Mical Noelson also employs modern technology in a fresh and inventive way. For Käse, Fett und Milch (Cheese, Fat and Milk), the artist utilized generated text as a key element, sourcing it from a mix of Wikipedia, chatGPT, and DEEPLtranslator. The piece is based on a fictional story that Joseph Beuys would recount about his WWII plane crash, which became a central part of his artistic practice and self-generated myth. Noelson's work engages with Beuys' blackboard series and explores the notion of the individual artist, moving from a self-propelled fiction to a physical reality, and now on to the digital realm.
On the other hand, SpaceCase's influence | 2023-indefinite takes digital painting to the next level. This piece comprises 11,400 handmade marks, each representing one of his followers on Twitter. SpaceCase plans to add to this work and manually update the metadata twice a year until his death or the demise of the app. Yet another noteworthy piece in the exhibition is Alejandro Javaloyas' A 36" x 36" REMOVAL TO THE LATHING OR SUPPORT WALL OF PLASTER OR WALLBOARD FROM A WALL, 2023. This work is directly related to Lawrence Weiner's piece presented at the Attitudes show, and Alejandro is particularly interested in the instructions implied by the title of the 1969 work, resulting in a digital wall: a 36'' x 36'' transparent hole in the middle of this PNG file.
However, AJ Amos, Amaan Jahangir, Ali Gapo, Alex Mack, Altgnon, Amir Hamz, Backwards Geometry, Beissu, Cajabeats, Cian Coleman, Cristina Rosa, Danil Pan, Dijiact, Holly Herbert, Ilan Derech, Indra Gondi, Ishika Guha, Jake Andrew, Lisanne Haack, Luciana Guerra, Michelle Viljoen, Michell Thompson, Mother Louisiane, Naturlichturism, Peter Evans, Philipp Rosenhain, Primitive_RE, Reine Polaris, Rex_inProgress, Rian Michelle, Rick Bakas, Sara Di Lella, SymbolicArtist and Valeriana la infusión should all be highly commended for their remarkable contribution to the exhibition.
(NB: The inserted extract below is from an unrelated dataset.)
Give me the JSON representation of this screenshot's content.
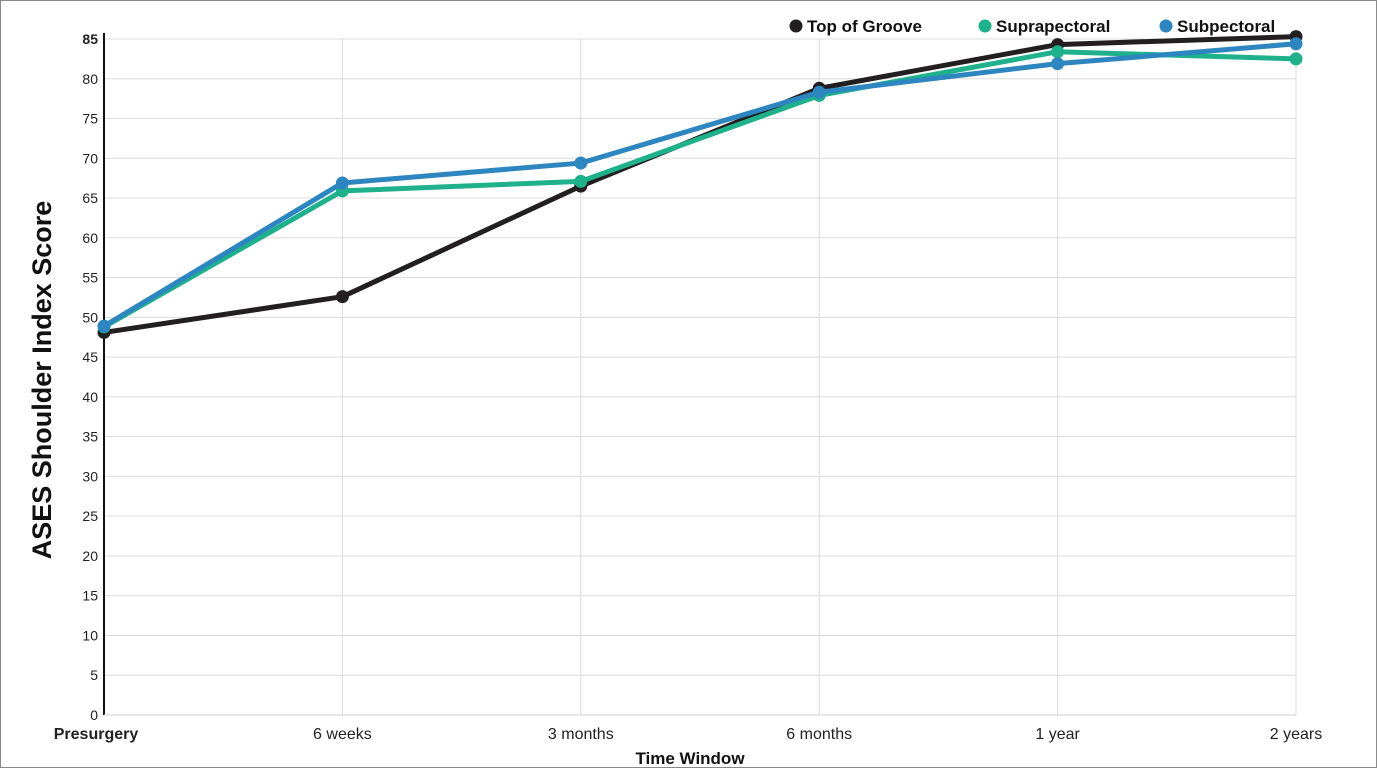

The Flannel Collective's exhibition sparks a thought-provoking dialogue and continues an important conversation that was initiated by Szeemann and the artists of the 1969 Attitudes show. From Thought to Form raises several questions that are relevant to the current era of web3 art. It delves into the definition and value of digital art, the significance of experimentation and risk-taking in this art ecosystem, and the intersection and collaboration between traditional and on-chain art. Additionally, it explores the roles of creators and curators in the digital realm of web3, and the definition of their relationship in the contemporary art landscape. Therefore the exhibition is stimulating a much-needed discourse that challenges and expands our understanding of art in the digital age.